Ja, grundsätzlich können Sie die Buchhaltung selbst erledigen – vorausgesetzt, Sie verfügen über die notwendigen Kenntnisse. Kapitalgesellschaften müssen jedoch einen Jahresabschluss nach § 264 HGB erstellen und nach § 325 HGB beim Unternehmensregister offenlegen. Fehler können zu Ordnungsgeldern bis 25.000 Euro führen. Digitale Tools wie OnlineBilanz unterstützen bei der eigenständigen Erstellung.
Welche Leistungen sind in den Kosten für die Buchhaltung enthalten?
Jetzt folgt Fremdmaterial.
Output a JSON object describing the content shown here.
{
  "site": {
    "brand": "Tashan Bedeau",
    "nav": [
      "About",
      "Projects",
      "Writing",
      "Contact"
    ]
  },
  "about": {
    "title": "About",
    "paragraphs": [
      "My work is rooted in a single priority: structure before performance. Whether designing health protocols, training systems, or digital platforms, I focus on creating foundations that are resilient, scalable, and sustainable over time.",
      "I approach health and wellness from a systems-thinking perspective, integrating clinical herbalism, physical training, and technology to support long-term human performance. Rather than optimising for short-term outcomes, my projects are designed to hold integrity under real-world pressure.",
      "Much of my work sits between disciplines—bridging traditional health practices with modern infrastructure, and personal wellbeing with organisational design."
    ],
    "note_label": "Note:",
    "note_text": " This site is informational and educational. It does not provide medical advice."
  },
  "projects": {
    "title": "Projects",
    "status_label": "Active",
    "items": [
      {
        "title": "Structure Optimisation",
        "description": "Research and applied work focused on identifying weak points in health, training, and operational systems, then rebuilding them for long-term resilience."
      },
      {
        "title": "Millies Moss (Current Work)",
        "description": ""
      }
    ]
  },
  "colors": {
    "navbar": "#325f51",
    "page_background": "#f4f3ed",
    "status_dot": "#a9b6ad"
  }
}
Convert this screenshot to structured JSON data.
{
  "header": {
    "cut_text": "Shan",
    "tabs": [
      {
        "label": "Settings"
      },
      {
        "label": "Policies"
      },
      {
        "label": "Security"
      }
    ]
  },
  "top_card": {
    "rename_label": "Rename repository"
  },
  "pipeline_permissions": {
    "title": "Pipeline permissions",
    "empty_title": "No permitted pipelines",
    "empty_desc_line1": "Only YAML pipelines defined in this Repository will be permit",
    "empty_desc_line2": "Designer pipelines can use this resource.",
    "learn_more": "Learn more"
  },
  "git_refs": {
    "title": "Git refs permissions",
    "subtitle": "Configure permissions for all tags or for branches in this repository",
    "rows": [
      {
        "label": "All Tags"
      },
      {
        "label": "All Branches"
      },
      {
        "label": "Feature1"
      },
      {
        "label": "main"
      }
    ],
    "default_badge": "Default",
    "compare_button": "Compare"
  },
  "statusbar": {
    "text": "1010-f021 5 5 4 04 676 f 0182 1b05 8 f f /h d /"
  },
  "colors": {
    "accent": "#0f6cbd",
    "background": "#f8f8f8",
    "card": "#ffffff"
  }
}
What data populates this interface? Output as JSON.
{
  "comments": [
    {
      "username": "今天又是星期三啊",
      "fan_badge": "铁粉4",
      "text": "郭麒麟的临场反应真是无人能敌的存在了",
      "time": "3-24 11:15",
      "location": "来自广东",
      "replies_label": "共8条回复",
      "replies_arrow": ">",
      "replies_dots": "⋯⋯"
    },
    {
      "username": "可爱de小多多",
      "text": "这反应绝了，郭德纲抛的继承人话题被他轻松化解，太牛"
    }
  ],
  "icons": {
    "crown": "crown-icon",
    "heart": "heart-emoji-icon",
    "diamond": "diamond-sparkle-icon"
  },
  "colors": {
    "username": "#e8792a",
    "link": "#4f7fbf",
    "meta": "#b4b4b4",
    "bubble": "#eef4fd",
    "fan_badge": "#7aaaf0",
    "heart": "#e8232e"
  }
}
In den Kosten für die laufende Buchhaltung sind typischerweise das Erfassen der Geschäftsvorfälle, die Kontierung nach den Regeln des HGB, die Verwaltung offener Posten und die Umsatzsteuervoranmeldung enthalten. Jahresabschluss, Steuererklärungen und Lohnbuchhaltung werden meist separat abgerechnet. Lassen Sie sich ein detailliertes Angebot erstellen.
Wie kann ich die Kosten für den Steuerberater reduzieren?
Sie können die Kosten senken, indem Sie Belege selbst digitalisieren, Kontoumsätze vorsortieren, einfache Buchungen in einer Software vorerfassen und alle Unterlagen monatlich gebündelt einreichen. Vereinbaren Sie Pauschalhonorare statt Einzelabrechnung und nutzen Sie digitale Schnittstellen zur Kanzlei. Vergleichen Sie mehrere Angebote, die Honorare können um 30-50% variieren.
Hinweis: Dieser Artikel dient ausschließlich zu allgemeinen Informationszwecken und ersetzt keine individuelle steuerliche oder rechtliche Beratung. Gesetzliche Grundlagen: Handelsgesetzbuch (HGB), Steuerberatervergütungsverordnung (StBVV), Unternehmensregister, Bundessteuerberaterkammer. Nächste redaktionelle Prüfung: Oktober 2026.